A movement on the rock–rock color, except that it moved, and I saw the scamper of tiny lizard. So small he was, I thought I might have stumbled onto a reptile maternity ward, for surely he must have only just cracked through his tiny egg. I read, too, that lizards may hatch early if a loud rumble or a heavy vibration circles up around the egg, and a sense of danger, the chance of predator, pervades. I hope I had not set up a rumble as I trudged up the small hill into the woods at the end of our street. Surely I did not cause a premature lizard birth this September morning–a morning of perfection, warm, with a faint brush of chill that had seen me to the closet for the first time this season to take out my jacket of lightest weight. I angled down my camera, but he was swift, and escape and hiding were encoded in his ancient reptilian brain, and anyway, he had escaped his crib already, and then he was at the side of the rock, and down, then into the thick grasses . . . and gone. I had not snapped my shutter, of such quickness were his movements.

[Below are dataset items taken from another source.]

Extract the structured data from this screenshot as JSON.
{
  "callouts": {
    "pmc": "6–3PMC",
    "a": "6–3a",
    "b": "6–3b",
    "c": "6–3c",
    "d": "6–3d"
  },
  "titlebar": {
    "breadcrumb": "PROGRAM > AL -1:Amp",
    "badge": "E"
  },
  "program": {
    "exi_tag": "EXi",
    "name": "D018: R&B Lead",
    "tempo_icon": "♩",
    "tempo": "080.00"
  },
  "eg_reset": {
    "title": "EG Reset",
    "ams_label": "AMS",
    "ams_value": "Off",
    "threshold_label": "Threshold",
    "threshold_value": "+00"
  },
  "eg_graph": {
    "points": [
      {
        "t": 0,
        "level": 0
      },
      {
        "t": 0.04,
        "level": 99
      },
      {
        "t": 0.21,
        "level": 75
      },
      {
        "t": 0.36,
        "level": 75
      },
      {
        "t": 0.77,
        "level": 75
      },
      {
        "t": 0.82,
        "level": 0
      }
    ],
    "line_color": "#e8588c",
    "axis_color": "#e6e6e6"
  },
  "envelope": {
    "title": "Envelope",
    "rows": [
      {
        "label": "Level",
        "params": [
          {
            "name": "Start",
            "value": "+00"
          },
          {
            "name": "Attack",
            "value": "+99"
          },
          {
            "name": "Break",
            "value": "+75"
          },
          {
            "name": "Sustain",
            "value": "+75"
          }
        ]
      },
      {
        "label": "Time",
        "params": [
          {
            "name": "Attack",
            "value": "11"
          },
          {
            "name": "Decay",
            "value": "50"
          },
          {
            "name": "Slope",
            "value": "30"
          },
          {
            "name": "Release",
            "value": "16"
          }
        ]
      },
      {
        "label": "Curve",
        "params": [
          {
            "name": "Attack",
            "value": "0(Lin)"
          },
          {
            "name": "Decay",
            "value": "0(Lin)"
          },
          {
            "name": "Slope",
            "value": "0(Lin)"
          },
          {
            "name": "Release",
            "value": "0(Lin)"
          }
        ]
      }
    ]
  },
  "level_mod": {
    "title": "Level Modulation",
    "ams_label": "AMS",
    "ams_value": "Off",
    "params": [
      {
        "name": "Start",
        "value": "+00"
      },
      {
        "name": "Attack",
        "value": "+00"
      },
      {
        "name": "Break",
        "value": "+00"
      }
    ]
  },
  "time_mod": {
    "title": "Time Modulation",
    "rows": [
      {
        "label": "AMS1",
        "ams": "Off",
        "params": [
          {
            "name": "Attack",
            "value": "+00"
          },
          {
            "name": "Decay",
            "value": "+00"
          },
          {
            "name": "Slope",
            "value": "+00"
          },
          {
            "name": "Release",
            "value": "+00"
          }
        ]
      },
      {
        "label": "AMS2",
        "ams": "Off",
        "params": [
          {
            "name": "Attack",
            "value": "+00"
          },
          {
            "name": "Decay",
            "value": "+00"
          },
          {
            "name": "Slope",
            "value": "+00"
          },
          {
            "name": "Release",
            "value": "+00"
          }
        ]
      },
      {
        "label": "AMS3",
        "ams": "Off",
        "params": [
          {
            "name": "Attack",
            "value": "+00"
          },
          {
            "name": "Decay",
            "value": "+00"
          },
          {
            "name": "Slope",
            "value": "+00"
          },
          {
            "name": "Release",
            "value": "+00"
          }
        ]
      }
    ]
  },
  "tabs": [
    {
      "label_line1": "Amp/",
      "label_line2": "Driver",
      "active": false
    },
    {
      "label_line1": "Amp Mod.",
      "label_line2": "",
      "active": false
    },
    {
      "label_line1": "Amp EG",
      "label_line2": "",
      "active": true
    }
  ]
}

The low grasses wave, slender and graceful so that I see they are ballet dancers and the sunlight beams through their stems and fronds and highlights their heavy heads, heads that droop now with seed, precious seed, for therein is eternity. Unmistakable elegance, if one will pause long, and will stare at length; elegance, raw beauty, unmistakably a push against the dismissal of such as mere weeds.
The lizard, gone now, a skitter among the ballet.